Todos os componentes da pesquisa apresentaram variação negativa, tanto mensal quanto anual. Os que apresentaram maior queda foram Momento para Duráveis, Perspectiva Profissional e Perspectiva de Consumo. O item Momento para Duráveis apresentou o maior recuo, com queda de 4,9% na comparação mensal e de 13,6% em relação a 2013. “O cenário de pessimismo causado pelas inseguranças até o final do ano e o elevado nível de endividamento, combinado com a tendência de alta da taxa básica de juros, vem desaquecendo o consumo”, observa Juliana Serapio, economista da CNC.

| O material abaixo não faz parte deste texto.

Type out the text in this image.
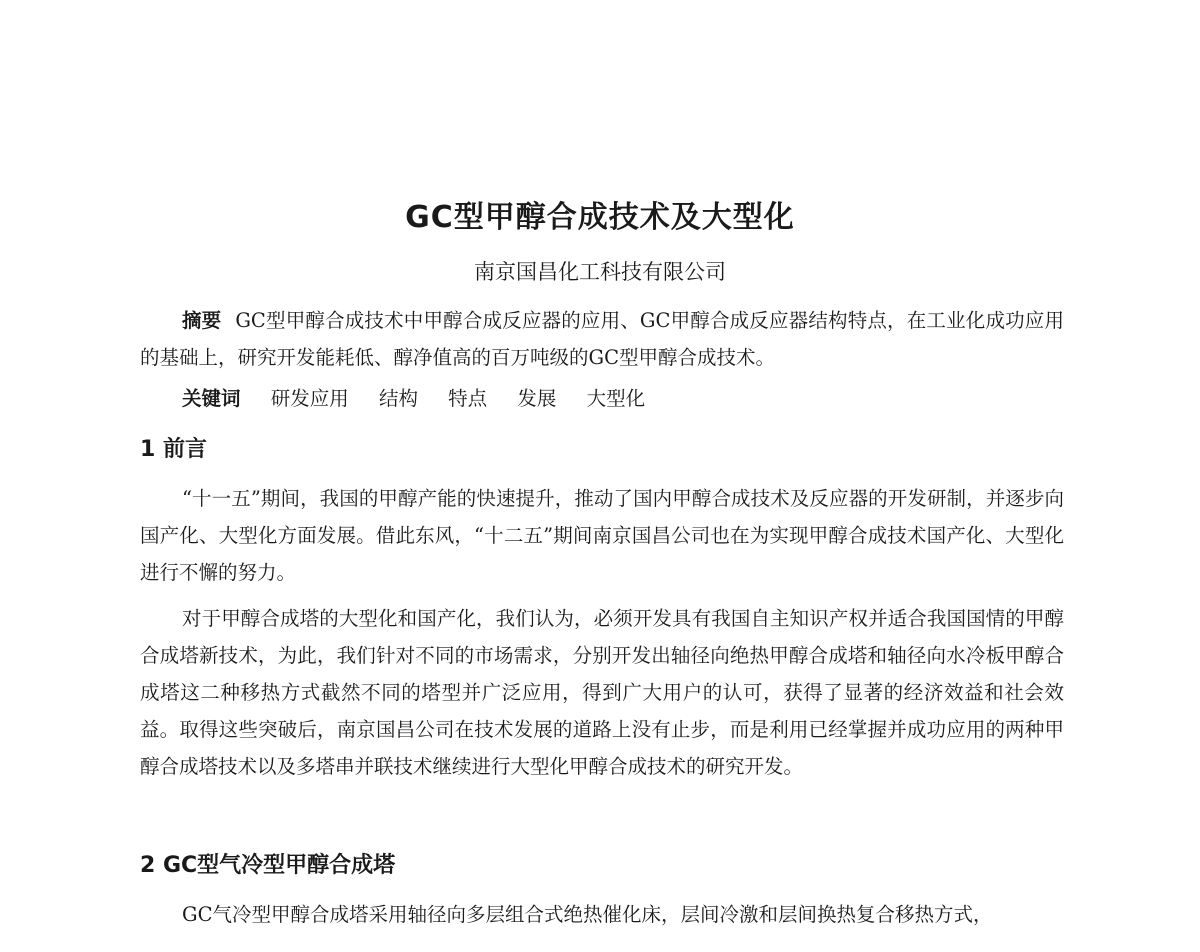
GC型甲醇合成技术及大型化
南京国昌化工科技有限公司
摘要 GC型甲醇合成技术中甲醇合成反应器的应用、GC甲醇合成反应器结构特点，在工业化成功应用的基础上，研究开发能耗低、醇净值高的百万吨级的GC型甲醇合成技术。
关键词 研发应用 结构 特点 发展 大型化
1 前言
“十一五”期间，我国的甲醇产能的快速提升，推动了国内甲醇合成技术及反应器的开发研制，并逐步向国产化、大型化方面发展。借此东风，“十二五”期间南京国昌公司也在为实现甲醇合成技术国产化、大型化进行不懈的努力。
对于甲醇合成塔的大型化和国产化，我们认为，必须开发具有我国自主知识产权并适合我国国情的甲醇合成塔新技术，为此，我们针对不同的市场需求，分别开发出轴径向绝热甲醇合成塔和轴径向水冷板甲醇合成塔这二种移热方式截然不同的塔型并广泛应用，得到广大用户的认可，获得了显著的经济效益和社会效益。取得这些突破后，南京国昌公司在技术发展的道路上没有止步，而是利用已经掌握并成功应用的两种甲醇合成塔技术以及多塔串并联技术继续进行大型化甲醇合成技术的研究开发。
2 GC型气冷型甲醇合成塔
GC气冷型甲醇合成塔采用轴径向多层组合式绝热催化床，层间冷激和层间换热复合移热方式，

O componente Nível de Consumo Atual alcançou o menor resultado da série (97,9 pontos), com queda de 0,4% em relação ao mês anterior e de 2,6% em relação ao mesmo período do ano passado. A maior parte das famílias declarou estar com o nível de consumo igual ao do ano passado (36,6%).

Analisando as condições atuais e as perspectivas futuras da economia doméstica, a estimativa traçada pela Divisão Econômica da CNC é que o volume de vendas do varejo obtenha um crescimento ao redor de 4,9% em 2014.

Tatiane Correia

Jornalista, MBA em Derivativos e Informações Econômico-Financeiras pela Fundação Instituto de Administração (FIA). Com passagens pela revista Executivos Financeiros e Agência Dinheiro Vivo. Repórter do GGN desde 2019.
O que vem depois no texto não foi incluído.